* Money managers trim net short positions for third week-CFTC
* ShFE markets closed until Thursday
* Dollar dips; European shares rise after Italy names government
By Maytaal Angel and Harpreet Bhal
LONDON, April 29 (Reuters) - Copper rose on Monday, extending a recovery from 1-1/2 year lows hit last week supported by hopes for more U.S. and European central bank monetary easing and on signs of life in the physical markets.
Also helping copper, European shares rose after a coalition government was named in Italy, ending a two-month-old political impasse. The dollar fell versus the euro meanwhile, making dollar-priced metals cheaper for non-U.S. investors.
Benchmark three-month copper on the London Metal Exchange ended at $7,153.50 a tonne, up from Friday’s close of $7,030.
China’s markets will be closed until Thursday for Labour Day holidays.
Copper recorded a gain of 0.5 percent last week, its biggest since early February, as investors piled in after prices hit a year-and-a-half low of $6,762.25 a tonne. Prices are down some 11 percent this year.
“The market is a little bit too pessimistic on base metals. OK, inflation is decelerating, leading economic indicators are edging lower again, but in copper something is starting to improve,” said Credit Suisse analyst Tobias Merath.
“Inventories in China (are) starting to come off, LME cancelled warrants have spiked, spot premiums are rising, especially in China, and the arbitrage (import) window is open,” he said.
Daily data showed LME stocks fell by 1,950 tonnes to 617,650 tonnes, though they remain near their highest in nearly a decade. In Shanghai, however, data last week showed SHFE copper stocks fell by 2.9 percent week on week to 217,180 tonnes, their lowest since early March.
Speculation is rife that the European Central Bank (ECB) will cut interest rates at its policy meeting on Thursday given the dreary run of economic news from the region.
The U.S. Federal Reserve also meets this week and is widely expected to keep its current pace of bond buying at $85 billion a month. The policy-setting Federal Open Market Committee will announce its decision at 1815 GMT on Wednesday.
The rate cut and bond buying hopes come amid a string of poor economic data. China’s economic recovery unexpectedly stumbled in the first three months of 2013, while U.S. growth expanded at a weaker than expected 2.5 percent.
“This is the third consecutive day that we are seeing triple-digit moves in copper, but despite today’s advance, the downtrend remains intact and will not be taken out unless we get above $7,450 (a tonne),” said Ed Meir, analyst at INTL FCStone.
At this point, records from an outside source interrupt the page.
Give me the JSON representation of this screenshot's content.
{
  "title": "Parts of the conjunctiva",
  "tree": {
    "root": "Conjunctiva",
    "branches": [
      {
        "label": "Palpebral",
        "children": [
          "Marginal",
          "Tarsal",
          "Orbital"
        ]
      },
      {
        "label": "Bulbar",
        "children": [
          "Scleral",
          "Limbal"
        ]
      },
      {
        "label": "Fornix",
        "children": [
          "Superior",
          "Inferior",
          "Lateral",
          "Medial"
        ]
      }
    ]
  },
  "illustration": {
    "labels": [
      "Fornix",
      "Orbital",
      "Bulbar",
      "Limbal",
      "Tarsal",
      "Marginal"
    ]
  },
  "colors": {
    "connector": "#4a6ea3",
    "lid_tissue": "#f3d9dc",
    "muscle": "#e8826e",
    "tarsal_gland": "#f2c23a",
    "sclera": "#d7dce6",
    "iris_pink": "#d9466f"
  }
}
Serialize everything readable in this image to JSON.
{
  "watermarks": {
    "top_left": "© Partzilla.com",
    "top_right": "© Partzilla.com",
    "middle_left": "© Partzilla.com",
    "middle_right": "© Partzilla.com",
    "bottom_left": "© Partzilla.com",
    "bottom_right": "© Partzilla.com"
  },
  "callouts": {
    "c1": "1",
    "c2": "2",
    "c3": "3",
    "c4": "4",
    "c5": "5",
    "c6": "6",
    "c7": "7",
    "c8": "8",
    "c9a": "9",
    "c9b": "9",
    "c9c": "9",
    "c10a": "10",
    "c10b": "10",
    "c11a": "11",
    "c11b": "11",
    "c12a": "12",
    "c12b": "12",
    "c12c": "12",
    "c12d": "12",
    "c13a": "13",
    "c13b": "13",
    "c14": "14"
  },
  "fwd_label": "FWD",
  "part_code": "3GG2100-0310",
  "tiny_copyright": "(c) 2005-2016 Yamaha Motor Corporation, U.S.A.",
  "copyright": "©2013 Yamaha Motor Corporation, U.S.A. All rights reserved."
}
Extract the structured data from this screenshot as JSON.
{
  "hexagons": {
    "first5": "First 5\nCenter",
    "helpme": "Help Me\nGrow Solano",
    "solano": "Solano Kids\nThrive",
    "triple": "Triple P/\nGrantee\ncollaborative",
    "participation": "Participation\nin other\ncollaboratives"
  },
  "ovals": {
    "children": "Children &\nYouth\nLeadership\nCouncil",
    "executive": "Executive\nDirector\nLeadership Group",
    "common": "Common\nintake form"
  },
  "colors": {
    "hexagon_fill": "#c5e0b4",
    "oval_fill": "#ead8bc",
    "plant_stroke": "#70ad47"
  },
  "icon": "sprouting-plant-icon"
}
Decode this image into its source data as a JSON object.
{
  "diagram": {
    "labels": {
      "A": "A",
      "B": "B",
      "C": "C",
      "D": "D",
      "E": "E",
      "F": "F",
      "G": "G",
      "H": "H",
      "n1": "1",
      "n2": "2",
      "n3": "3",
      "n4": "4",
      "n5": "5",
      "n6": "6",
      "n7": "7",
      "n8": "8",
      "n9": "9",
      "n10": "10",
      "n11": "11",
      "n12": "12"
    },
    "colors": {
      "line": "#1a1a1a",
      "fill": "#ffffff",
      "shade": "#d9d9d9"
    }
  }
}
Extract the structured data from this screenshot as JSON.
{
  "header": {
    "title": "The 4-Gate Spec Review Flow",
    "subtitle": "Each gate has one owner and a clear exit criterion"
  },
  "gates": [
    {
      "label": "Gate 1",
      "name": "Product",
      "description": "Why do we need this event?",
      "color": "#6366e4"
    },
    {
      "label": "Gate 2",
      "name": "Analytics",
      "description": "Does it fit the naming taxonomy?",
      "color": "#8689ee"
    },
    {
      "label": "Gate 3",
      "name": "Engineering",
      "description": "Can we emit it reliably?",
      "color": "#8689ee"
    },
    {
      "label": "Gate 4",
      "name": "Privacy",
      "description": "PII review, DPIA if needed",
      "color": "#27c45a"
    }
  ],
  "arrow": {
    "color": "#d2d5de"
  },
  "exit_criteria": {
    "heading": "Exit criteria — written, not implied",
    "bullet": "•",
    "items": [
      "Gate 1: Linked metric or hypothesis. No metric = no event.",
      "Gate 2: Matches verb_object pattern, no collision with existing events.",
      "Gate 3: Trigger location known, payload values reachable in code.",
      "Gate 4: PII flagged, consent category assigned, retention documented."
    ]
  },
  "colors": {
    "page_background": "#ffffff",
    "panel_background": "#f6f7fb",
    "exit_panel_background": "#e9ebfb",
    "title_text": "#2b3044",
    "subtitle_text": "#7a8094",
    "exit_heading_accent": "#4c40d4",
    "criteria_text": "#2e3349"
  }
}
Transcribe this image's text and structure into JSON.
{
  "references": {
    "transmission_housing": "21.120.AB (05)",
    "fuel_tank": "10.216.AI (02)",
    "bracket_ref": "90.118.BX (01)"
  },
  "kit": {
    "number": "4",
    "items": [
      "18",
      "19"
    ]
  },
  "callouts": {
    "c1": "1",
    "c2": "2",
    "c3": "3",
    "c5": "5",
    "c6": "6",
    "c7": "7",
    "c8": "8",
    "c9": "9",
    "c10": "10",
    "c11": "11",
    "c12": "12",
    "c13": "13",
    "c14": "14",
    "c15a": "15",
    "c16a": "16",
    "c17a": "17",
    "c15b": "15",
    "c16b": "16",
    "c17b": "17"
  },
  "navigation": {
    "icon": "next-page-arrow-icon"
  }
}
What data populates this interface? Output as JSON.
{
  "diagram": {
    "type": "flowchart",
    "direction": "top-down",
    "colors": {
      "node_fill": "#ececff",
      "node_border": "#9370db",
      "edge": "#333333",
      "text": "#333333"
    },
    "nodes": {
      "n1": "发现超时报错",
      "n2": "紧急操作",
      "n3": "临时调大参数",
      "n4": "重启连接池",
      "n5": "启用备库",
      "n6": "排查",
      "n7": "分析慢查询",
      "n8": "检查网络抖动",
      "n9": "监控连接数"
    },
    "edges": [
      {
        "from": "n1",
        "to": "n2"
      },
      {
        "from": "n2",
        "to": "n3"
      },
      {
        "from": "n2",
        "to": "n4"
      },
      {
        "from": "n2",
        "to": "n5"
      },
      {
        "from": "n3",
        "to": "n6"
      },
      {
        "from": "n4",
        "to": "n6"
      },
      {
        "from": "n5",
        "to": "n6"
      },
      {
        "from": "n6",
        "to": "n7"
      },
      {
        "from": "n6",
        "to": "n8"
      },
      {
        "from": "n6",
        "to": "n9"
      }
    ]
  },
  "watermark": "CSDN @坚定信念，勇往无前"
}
Signalling some investors at least have become less bearish on the metal’s prospects by contrast, hedge funds and money managers decreased their net shorts in copper futures and options for a third week, the CFTC’s Commitments of Traders report showed,
India’s largest copper smelter will remain shut as a local environmental court transferred a case over complaints about emissions to New Delhi, extending a month-long closure.
The smelter, run by Sterlite Industries was closed on March 30, sending shockwaves through the copper market by pushing about 3,000 tonnes per day of concentrates onto the market and sending fees to process to a five-month high in Asia.
Soldering metal tin ended at $20,895 from $20,775, while zinc, used in galvanising, closed at $1,907 from $1,897.
Battery material lead ended at $2,044 from a close of $2,037 on Friday, aluminium closed at $1,899 from $1,878, while nickel ended at $15,500 a tonne from $15,200.
Gains in nickel, the worst performing LME metal this year, were capped by news that Indonesia expects the first stage of a $1-billion nickel pig iron smelter in Central Sulawesi to start operations by the end of 2014.